Well, I got a response from Santa about my Wishlist, sadly, it was not what I was expecting. I think that maybe Santa is not as nice as everbody thinks he is…
I was surprised to get your wishlist so early this year, since you tend to procrastinate on everthing else. I guess this proves how truly selfish you are, doesn’t it? Perhaps you should concentrate on the REAL meaning of Christmas, and instead of continuing to buy shoes for yourself, you should be saving your money so you can buy your Rockstar the gold-top guitar he’s been wanting for the last 25 years.

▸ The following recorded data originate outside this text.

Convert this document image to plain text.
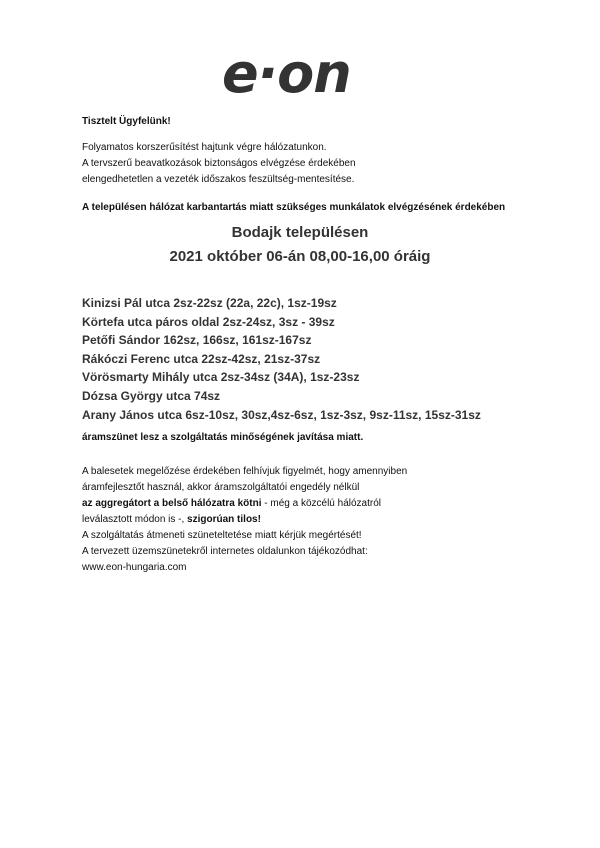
e·on
Tisztelt Ügyfelünk!
Folyamatos korszerűsítést hajtunk végre hálózatunkon.
A tervszerű beavatkozások biztonságos elvégzése érdekében
elengedhetetlen a vezeték időszakos feszültség-mentesítése.
A településen hálózat karbantartás miatt szükséges munkálatok elvégzésének érdekében
Bodajk településen
2021 október 06-án 08,00-16,00 óráig
Kinizsi Pál utca 2sz-22sz (22a, 22c), 1sz-19sz
Körtefa utca páros oldal 2sz-24sz, 3sz - 39sz
Petőfi Sándor 162sz, 166sz, 161sz-167sz
Rákóczi Ferenc utca 22sz-42sz, 21sz-37sz
Vörösmarty Mihály utca 2sz-34sz (34A), 1sz-23sz
Dózsa György utca 74sz
Arany János utca 6sz-10sz, 30sz,4sz-6sz, 1sz-3sz, 9sz-11sz, 15sz-31sz
áramszünet lesz a szolgáltatás minőségének javítása miatt.
A balesetek megelőzése érdekében felhívjuk figyelmét, hogy amennyiben
áramfejlesztőt használ, akkor áramszolgáltatói engedély nélkül
az aggregátort a belső hálózatra kötni - még a közcélú hálózatról
leválasztott módon is -, szigorúan tilos!
A szolgáltatás átmeneti szüneteltetése miatt kérjük megértését!
A tervezett üzemszünetekről internetes oldalunkon tájékozódhat:
www.eon-hungaria.com
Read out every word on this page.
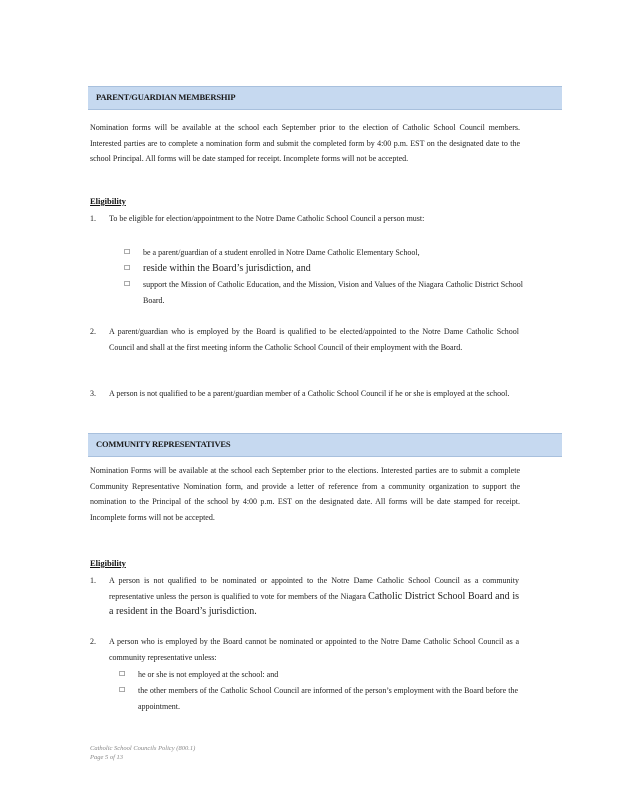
PARENT/GUARDIAN MEMBERSHIP
Nomination forms will be available at the school each September prior to the election of Catholic School Council members. Interested parties are to complete a nomination form and submit the completed form by 4:00 p.m. EST on the designated date to the school Principal. All forms will be date stamped for receipt. Incomplete forms will not be accepted.
Eligibility
1. To be eligible for election/appointment to the Notre Dame Catholic School Council a person must:
☐ be a parent/guardian of a student enrolled in Notre Dame Catholic Elementary School,
☐ reside within the Board’s jurisdiction, and
☐ support the Mission of Catholic Education, and the Mission, Vision and Values of the Niagara Catholic District School Board.
2. A parent/guardian who is employed by the Board is qualified to be elected/appointed to the Notre Dame Catholic School Council and shall at the first meeting inform the Catholic School Council of their employment with the Board.
3. A person is not qualified to be a parent/guardian member of a Catholic School Council if he or she is employed at the school.
COMMUNITY REPRESENTATIVES
Nomination Forms will be available at the school each September prior to the elections. Interested parties are to submit a complete Community Representative Nomination form, and provide a letter of reference from a community organization to support the nomination to the Principal of the school by 4:00 p.m. EST on the designated date. All forms will be date stamped for receipt. Incomplete forms will not be accepted.
Eligibility
1. A person is not qualified to be nominated or appointed to the Notre Dame Catholic School Council as a community representative unless the person is qualified to vote for members of the Niagara Catholic District School Board and is a resident in the Board’s jurisdiction.
2. A person who is employed by the Board cannot be nominated or appointed to the Notre Dame Catholic School Council as a community representative unless:
☐ he or she is not employed at the school: and
☐ the other members of the Catholic School Council are informed of the person’s employment with the Board before the appointment.
Catholic School Councils Policy (800.1)
Page 5 of 13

Now, getting to your list…
You asked for a year’s supply of alcohol to cope with being you. This is not something I am prepared to be responsible with providing you, because your liver will be shot, and I do not want to be the cause of any stupid things that you may do in your drunken haze. You know how incorridgible you are when you drink. Although, you DO provide great entertainment for me and the Mrs. on boring Monday nights.
You also mentioned items from Victoria’s Secret. I have to let you know, I really detest going into that store; it’s not really set up for men of my… physique. My coat always gets caught on those little panty tables and knocks them over, which makes all the hot girls that work there scramble around to pick everything up. (Heh-heh) I suppose you DO deserve at least one bra, since watching the hot girls bend over makes it worth going into that store. That one girl with the crazy blonde hair? DAAAAA-MN!
The Mustang. I don’t even know why I’m bothering to mention it. You know I can fit that shit in my sleigh. So you might as well quit asking.
You asked for shoes. Really?! You know you don’t have any space for them. And besides, you don’t go anywhere fancy anyway. You know you look ridiculous wearing 5 inch stillettos in the snow, right? (Although they DO make your ass look yummy.) What you really need to do is tell your Rockstar to make you a shoe shelf at his work. They’re working on a really nice cherry wood one right now; maybe the clients who ordered it won’t want it.
The beating for your Rockstar, I may be able to work out. He really is being a douche about the whole marriage thing. I have a few elves who tune people up when they need it. I’ll call them up.
No babies for you. Where do you expect me to get babies? They don’t grow on trees, you know, and the black market is just too risky for a guy who is so high profile like I am.
I’m not really sure why you are asking for books either. You really need to feng-shui your place and get rid of a bunch of stuff first. However, God decided to help me out with this one. He decided to take your Rockstar’s sister-in-law’s mother, and she had a buttload of books. I think the sister-in-law already called your Rockstar asking if you wanted them all. You’re probably going to have to rent a storage shed though.
You need to go on a diet, so no, Sparkle, I’m not giving you a fryer for french fries. Eat some fruit, Bitch!
Maybe if you’re a good girl and go on that diet, you’ll get a stripper pole next year. If I get you one this year, you’re just gonna look like those skanks at Sugar Daddies, and that’s just gross.
I’ll see what I can do about Chris Meloni. You know he’s going to want to spend Christmas with his very tall wife, right? I may have to take him against his will, but I’ll do what it takes since you promised me a boob squish. That was semi-awesome of you by the way. And for the record, I expect the full 45 seconds.
P.S. Yes, please DON’T leave me any cookies. Your cooking needs some work.